Auch aus Sinn und Zweck der Übergangsvorschrift lässt sich eine einschränkende Auslegung nicht herleiten. Es mag zwar einiges dafür sprechen und unter verfassungsrechtlichen Gesichtspunkten auch vertretbar sein, die Altantragsteller nur dann zu begünstigen, wenn sie etwa bei In-Kraft-Treten der Neuregelung bereits die Anspruchsvoraussetzungen nach altem Recht erfüllten, und damit die künftige Anwendung des alten Rechts auch in zeitlicher Hinsicht zu begrenzen. Diese Erwägungen haben aber im Wortlaut des Gesetzes keinen Niederschlag gefunden, obwohl eine entsprechende Klarstellung angesichts sonstiger präziser Übergangsvorschriften und Stichtagsregelungen gerade im Staatsangehörigkeitsrecht nahe gelegen hätte, wie etwa die Ergänzung um den Halbsatz "sofern die gesetzlichen Voraussetzungen bis zum 31. Dezember 1999 erfüllt waren". Schließlich lässt sich auch der Entstehungsgeschichte kein Hinweis auf eine einschränkende Auslegung entnehmen (vgl. die oben zitierte Begründung des Gesetzentwurfs in BTDrucks 14/533 S. 20). Die jüngste Anpassung der Übergangsregelung durch das Terrorismusbekämpfungsgesetz zeigt vielmehr, dass der Gesetzgeber selbst von einem weiten, auch noch zwei Jahre später relevanten Anwendungsbereich der Vorschrift ausgeht. Von der Übergangsregelung werden damit grundsätzlich alle vor dem dort genannten Stichtag gestellten, noch anhängigen Einbürgerungsanträge erfasst, unabhängig davon, ob die gesetzlichen Voraussetzungen für eine Anspruchseinbürgerung nach dem Ausländergesetz alter Fassung zum Zeitpunkt des In-Kraft-Tretens der Neuregelung bereits erfüllt waren (vgl. im Ergebnis auch Urteil vom 17. März 2004 - BVerwG 1 C 5.03 - <juris>; VGH Mannheim, Urteil vom 11. Juli 2002 - 13 S 1111/01 - <juris>; wohl auch Berlit, in: GK-StAR, IV-3 § 102 a AuslG Rn. 19).
Für das Einbürgerungsbegehren des Klägers ist deshalb nach Maßgabe des § 102 a AuslG die alte Rechtslage, also § 86 AuslG a.F. zu Grunde zu legen, der keine deutschen Sprachkenntnisse verlangt.
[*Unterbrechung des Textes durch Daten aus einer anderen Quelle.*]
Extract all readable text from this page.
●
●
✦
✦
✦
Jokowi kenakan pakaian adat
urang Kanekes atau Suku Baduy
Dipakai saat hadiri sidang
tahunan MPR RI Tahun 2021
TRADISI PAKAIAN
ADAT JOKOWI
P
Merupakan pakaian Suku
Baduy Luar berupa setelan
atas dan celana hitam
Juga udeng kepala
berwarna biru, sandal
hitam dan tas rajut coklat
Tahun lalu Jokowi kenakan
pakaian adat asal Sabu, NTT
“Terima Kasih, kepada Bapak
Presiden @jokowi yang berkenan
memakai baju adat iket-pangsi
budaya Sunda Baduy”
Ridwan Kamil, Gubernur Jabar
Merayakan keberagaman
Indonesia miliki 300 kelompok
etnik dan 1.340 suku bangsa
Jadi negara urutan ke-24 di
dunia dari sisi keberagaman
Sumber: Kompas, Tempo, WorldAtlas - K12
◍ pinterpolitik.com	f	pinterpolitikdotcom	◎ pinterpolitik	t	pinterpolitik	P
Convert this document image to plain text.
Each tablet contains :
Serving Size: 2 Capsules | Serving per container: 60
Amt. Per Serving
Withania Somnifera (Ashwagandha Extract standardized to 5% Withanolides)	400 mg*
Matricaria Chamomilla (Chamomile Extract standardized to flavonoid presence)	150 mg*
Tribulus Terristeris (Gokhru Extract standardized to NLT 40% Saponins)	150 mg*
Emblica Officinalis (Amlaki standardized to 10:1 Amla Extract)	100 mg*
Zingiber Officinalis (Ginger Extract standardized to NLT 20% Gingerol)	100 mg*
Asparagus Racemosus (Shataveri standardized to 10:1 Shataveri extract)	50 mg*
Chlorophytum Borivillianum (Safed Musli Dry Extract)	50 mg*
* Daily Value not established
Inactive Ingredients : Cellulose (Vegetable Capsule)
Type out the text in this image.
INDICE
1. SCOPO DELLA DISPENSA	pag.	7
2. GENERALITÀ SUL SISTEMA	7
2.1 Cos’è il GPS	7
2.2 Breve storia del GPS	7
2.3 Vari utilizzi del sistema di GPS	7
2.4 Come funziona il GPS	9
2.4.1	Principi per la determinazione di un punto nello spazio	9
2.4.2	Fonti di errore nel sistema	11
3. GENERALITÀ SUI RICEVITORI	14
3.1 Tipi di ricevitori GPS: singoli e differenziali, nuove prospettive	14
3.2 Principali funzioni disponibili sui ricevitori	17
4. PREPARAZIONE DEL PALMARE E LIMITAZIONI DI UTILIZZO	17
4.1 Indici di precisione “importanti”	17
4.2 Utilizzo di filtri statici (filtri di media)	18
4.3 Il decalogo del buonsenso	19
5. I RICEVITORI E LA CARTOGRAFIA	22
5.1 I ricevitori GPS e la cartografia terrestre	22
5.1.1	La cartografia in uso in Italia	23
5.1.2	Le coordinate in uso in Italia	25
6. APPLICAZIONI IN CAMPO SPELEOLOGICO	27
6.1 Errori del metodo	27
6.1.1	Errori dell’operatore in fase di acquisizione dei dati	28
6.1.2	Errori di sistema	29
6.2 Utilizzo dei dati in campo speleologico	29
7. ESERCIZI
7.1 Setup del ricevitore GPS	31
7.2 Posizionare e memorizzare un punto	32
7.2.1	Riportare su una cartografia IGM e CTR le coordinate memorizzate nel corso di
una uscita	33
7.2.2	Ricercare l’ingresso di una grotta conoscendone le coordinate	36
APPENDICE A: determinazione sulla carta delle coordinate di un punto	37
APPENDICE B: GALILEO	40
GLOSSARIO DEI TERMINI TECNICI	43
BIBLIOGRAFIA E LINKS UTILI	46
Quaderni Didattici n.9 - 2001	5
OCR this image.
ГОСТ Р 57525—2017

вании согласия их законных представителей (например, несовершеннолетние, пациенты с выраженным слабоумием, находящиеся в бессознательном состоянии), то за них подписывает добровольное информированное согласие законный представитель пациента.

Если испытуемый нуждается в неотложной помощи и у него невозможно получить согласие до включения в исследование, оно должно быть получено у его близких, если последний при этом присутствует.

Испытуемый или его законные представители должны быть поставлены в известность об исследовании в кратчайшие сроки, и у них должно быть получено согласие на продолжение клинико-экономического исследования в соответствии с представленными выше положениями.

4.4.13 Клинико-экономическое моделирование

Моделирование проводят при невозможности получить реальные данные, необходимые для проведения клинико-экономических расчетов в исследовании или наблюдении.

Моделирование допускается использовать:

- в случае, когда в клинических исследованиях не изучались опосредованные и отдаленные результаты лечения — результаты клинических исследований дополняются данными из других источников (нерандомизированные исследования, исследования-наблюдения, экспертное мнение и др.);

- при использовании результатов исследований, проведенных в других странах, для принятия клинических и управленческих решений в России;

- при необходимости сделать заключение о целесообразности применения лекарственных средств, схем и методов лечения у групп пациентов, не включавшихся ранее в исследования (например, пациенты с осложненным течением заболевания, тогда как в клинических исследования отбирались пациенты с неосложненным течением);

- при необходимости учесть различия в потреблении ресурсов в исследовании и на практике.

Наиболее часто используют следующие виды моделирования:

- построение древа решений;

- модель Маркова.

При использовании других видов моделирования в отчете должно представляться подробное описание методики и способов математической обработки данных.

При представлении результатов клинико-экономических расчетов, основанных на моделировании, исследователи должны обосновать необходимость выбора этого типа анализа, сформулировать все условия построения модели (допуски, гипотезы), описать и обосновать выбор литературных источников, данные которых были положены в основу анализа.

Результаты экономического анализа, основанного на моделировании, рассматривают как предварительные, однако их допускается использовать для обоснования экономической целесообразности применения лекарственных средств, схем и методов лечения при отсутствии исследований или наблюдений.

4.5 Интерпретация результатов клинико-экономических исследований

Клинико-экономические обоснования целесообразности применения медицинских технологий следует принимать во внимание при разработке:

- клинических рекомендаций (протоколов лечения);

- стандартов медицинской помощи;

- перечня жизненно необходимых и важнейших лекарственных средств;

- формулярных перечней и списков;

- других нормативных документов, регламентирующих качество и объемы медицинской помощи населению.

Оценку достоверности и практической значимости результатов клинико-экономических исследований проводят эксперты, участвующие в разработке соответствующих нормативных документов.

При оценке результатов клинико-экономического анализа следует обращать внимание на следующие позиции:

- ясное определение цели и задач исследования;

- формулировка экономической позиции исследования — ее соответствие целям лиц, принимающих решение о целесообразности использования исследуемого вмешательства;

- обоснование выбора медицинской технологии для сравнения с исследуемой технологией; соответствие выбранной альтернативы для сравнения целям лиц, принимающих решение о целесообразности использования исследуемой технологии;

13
Die Berufungsentscheidung, die zu Unrecht die Neufassung der §§ 85 ff. AuslG zu Grunde gelegt und den Einbürgerungsanspruch wegen mangelnder deutscher Sprachkenntnisse des Klägers verneint hat, kann deshalb keinen Bestand haben.
Der Senat kann nicht abschließend in der Sache entscheiden, weil es zu einzelnen, bisher nicht geprüften Einbürgerungsvoraussetzungen des § 86 AuslG a.F., § 102 a AuslG noch weiterer tatsächlicher Feststellungen bedarf. Allerdings erfüllt der Kläger - wie auch der Beklagte einräumt - inzwischen das Erfordernis eines 15-jährigen rechtmäßigen gewöhnlichen Aufenthalts im Bundesgebiet nach § 86 Abs. 1 AuslG a.F. Er hat unmittelbar nach seiner Einreise im Mai 1988 einen Asylantrag gestellt, ist unanfechtbar als Asylberechtigter anerkannt worden und seit 1992 im Besitz einer unbefristeten Aufenthaltserlaubnis. Da die Zeit des Asylverfahrens nach § 55 Abs. 3 AsylVfG auf die Dauer seines rechtmäßigen gewöhnlichen Aufenthalts im Bundesgebiet anzurechnen ist, hat er im Mai 2003 die erforderliche Aufenthaltszeit erreicht. Diese allein durch Zeitablauf eingetretene unstreitige neue Sachlage kann auch im Revisionsverfahren berücksichtigt werden, da dies einer endgültigen Erledigung des Rechtsstreits dient (vgl. z.B. Urteile vom 17. März 2004 - BVerwG 1 C 5.03 - <juris> und vom 20. Februar 2001 - BVerwG 9 C 20.00 - BVerwGE 114, 16 <25> m.w.N.). Schließlich erfüllt der Kläger als Inhaber einer unbefristeten Aufenthaltserlaubnis auch das Erfordernis des Besitzes einer Aufenthaltserlaubnis nach § 86 Abs. 3 i.V.m. § 85 Abs. 2 Satz 1 AuslG a.F. Hinsichtlich der Voraussetzung des § 86 Abs. 1 Nr. 1 AuslG a.F. (Aufgabe der bisherigen Staatsangehörigkeit) gilt für das Absehen von dieser Voraussetzung durch Hinnahme der Mehrstaatigkeit nach der ausdrücklichen Regelung in § 102 a AuslG das neue Recht. Hiernach erfüllt der Kläger als politisch Verfolgter im Sinne von § 51 AuslG die Voraussetzungen für eine Hinnahme der Mehrstaatigkeit nach § 87 Abs. 1 Satz 1 und Satz 2 Nr. 6 AuslG n.F. Zu den weiteren Voraussetzungen der Straffreiheit und der Unterhaltsfähigkeit des Klägers nach § 86 Abs. 1 Nrn. 2 und 3 AuslG a.F. fehlt es dagegen bisher ebenso an Feststellungen wie zum Nichtvorliegen der Ausschlussgründe nach § 86 Nrn. 2 und 3 AuslG n.F., die nach § 102 a AuslG auch in Altfällen anwendbar sind. Dies wird das Berufungsgericht bei der erneuten Verhandlung und Entscheidung zu klären haben.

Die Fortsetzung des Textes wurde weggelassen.